Kramer was generally drawn to stories with a large number of characters, and certainly this is no exception. However, utilizing the Grand Hotel (1932) approach—confining those characters to a single space—makes Ship of Fools feel more unified than most of his films. Compare it to his preposterously overlong, character- (or caricature-) stuffed comedy, It’s a Mad Mad Mad Mad World (1963), and Ship of Fools seems like a model of restraint, taste and judgment. In fact, its single greatest flaw is probably that the hairstyles—especially on the women—look for all the world like the year in which the film was made and not the year (1933) in which it’s supposedly taking place.

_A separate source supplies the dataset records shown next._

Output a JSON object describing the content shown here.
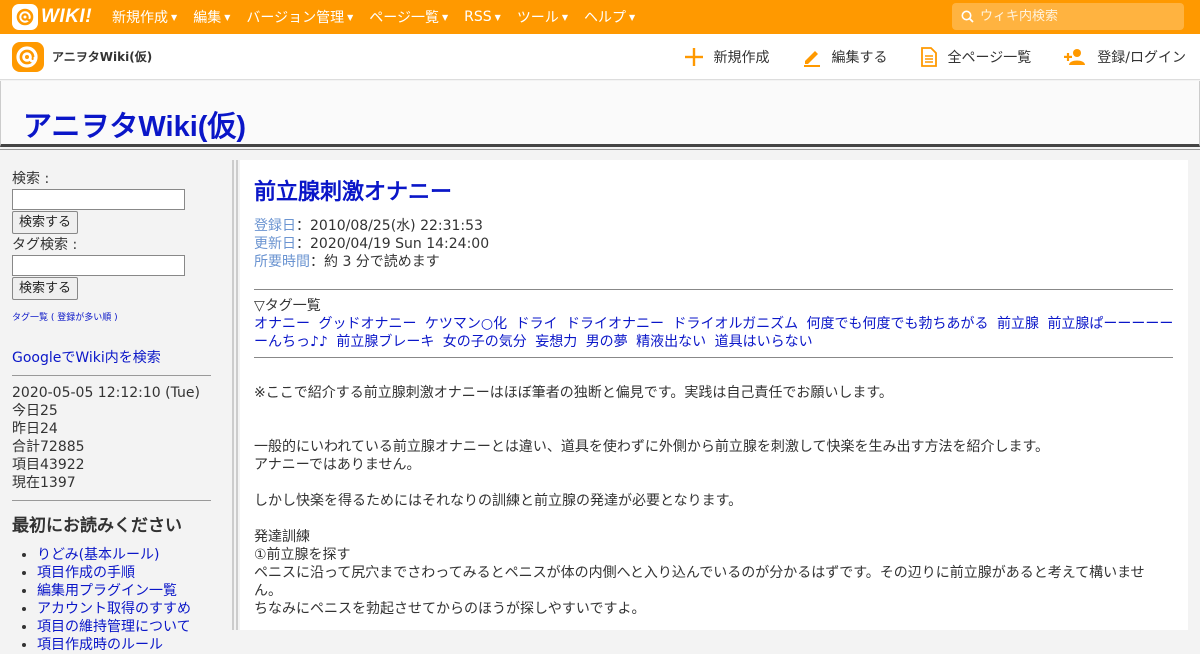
{
  "topbar": {
    "logo_text": "WIKI!",
    "menu": [
      "新規作成",
      "編集",
      "バージョン管理",
      "ページ一覧",
      "RSS",
      "ツール",
      "ヘルプ"
    ],
    "search_placeholder": "ウィキ内検索",
    "color": "#ff9900"
  },
  "secbar": {
    "site_name": "アニヲタWiki(仮)",
    "nav": [
      {
        "label": "新規作成",
        "icon": "plus-icon"
      },
      {
        "label": "編集する",
        "icon": "pencil-icon"
      },
      {
        "label": "全ページ一覧",
        "icon": "document-icon"
      },
      {
        "label": "登録/ログイン",
        "icon": "add-user-icon"
      }
    ]
  },
  "wiki": {
    "title": "アニヲタWiki(仮)",
    "title_color": "#0a16c8"
  },
  "sidebar": {
    "search_label": "検索 :",
    "search_button": "検索する",
    "tag_search_label": "タグ検索 :",
    "tag_search_button": "検索する",
    "tag_list_link": "タグ一覧",
    "tag_list_paren_open": " ( ",
    "tag_popular_link": "登録が多い順",
    "tag_list_paren_close": " )",
    "google_link": "GoogleでWiki内を検索",
    "counter": {
      "datetime": "2020-05-05 12:12:10 (Tue)",
      "today": "今日25",
      "yesterday": "昨日24",
      "total": "合計72885",
      "items": "項目43922",
      "now": "現在1397"
    },
    "read_first_heading": "最初にお読みください",
    "read_first_items": [
      "りどみ(基本ルール)",
      "項目作成の手順",
      "編集用プラグイン一覧",
      "アカウント取得のすすめ",
      "項目の維持管理について",
      "項目作成時のルール"
    ]
  },
  "page": {
    "title": "前立腺刺激オナニー",
    "registered_label": "登録日",
    "registered_value": "：2010/08/25(水) 22:31:53",
    "updated_label": "更新日",
    "updated_value": "：2020/04/19 Sun 14:24:00",
    "readtime_label": "所要時間",
    "readtime_value": "：約 3 分で読めます",
    "tags_label": "▽タグ一覧",
    "tags": [
      "オナニー",
      "グッドオナニー",
      "ケツマン○化",
      "ドライ",
      "ドライオナニー",
      "ドライオルガニズム",
      "何度でも何度でも勃ちあがる",
      "前立腺",
      "前立腺ぱーーーーーーんちっ♪♪",
      "前立腺ブレーキ",
      "女の子の気分",
      "妄想力",
      "男の夢",
      "精液出ない",
      "道具はいらない"
    ],
    "paragraphs": [
      "※ここで紹介する前立腺刺激オナニーはほぼ筆者の独断と偏見です。実践は自己責任でお願いします。",
      "一般的にいわれている前立腺オナニーとは違い、道具を使わずに外側から前立腺を刺激して快楽を生み出す方法を紹介します。",
      "アナニーではありません。",
      "しかし快楽を得るためにはそれなりの訓練と前立腺の発達が必要となります。",
      "発達訓練",
      "①前立腺を探す",
      "ペニスに沿って尻穴までさわってみるとペニスが体の内側へと入り込んでいるのが分かるはずです。その辺りに前立腺があると考えて構いません。",
      "ちなみにペニスを勃起させてからのほうが探しやすいですよ。"
    ]
  }
}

The idea of course is to create a kind of pressure cooker, where the truth beneath the various civilized facades can’t help but come out. As an idea, it’s not unreasonable. The concept of a group of people all with one kind of secret or another propelled Grand Hotel just fine and worked even better in Josef von Sternberg’s Shanghai Express (1932). Here it sometimes works, but there’s an inherent problem with the approach taken by Kramer and screenwriter Abby Mann (and presumably it can be traced to Katherine Anne Porter’s source novel) in that the characters tend to be very transparent. The movie’s not very old before we already know that the dwarf Glocklen (Michael Dunn) is a sardonic observer, that Rieber (Jose Ferrer) is a raging anti-Semitic German representing what’s about to happen, that Lowenthal (Heinze Ruehumann) is a good-hearted Jew who cannot conceive that the German people are incapable of being represented by Rieber etc. It makes for OK drama all the same, but it’s all on the heavy-handed side. Well, subtlety was never Kramer’s strong suit.
While the film never attains the level of importance Kramer clearly meant it to have, it’s nonetheless a handsome production, and the acting is very good. Anyway, where else are you going to find Vivien Leigh, Simone Signoret, Lee Marvin, Oskar Werner, George Segal, Jose Ferrer and Michael Dunn all packed into one movie? That’s probably reason enough to check it out.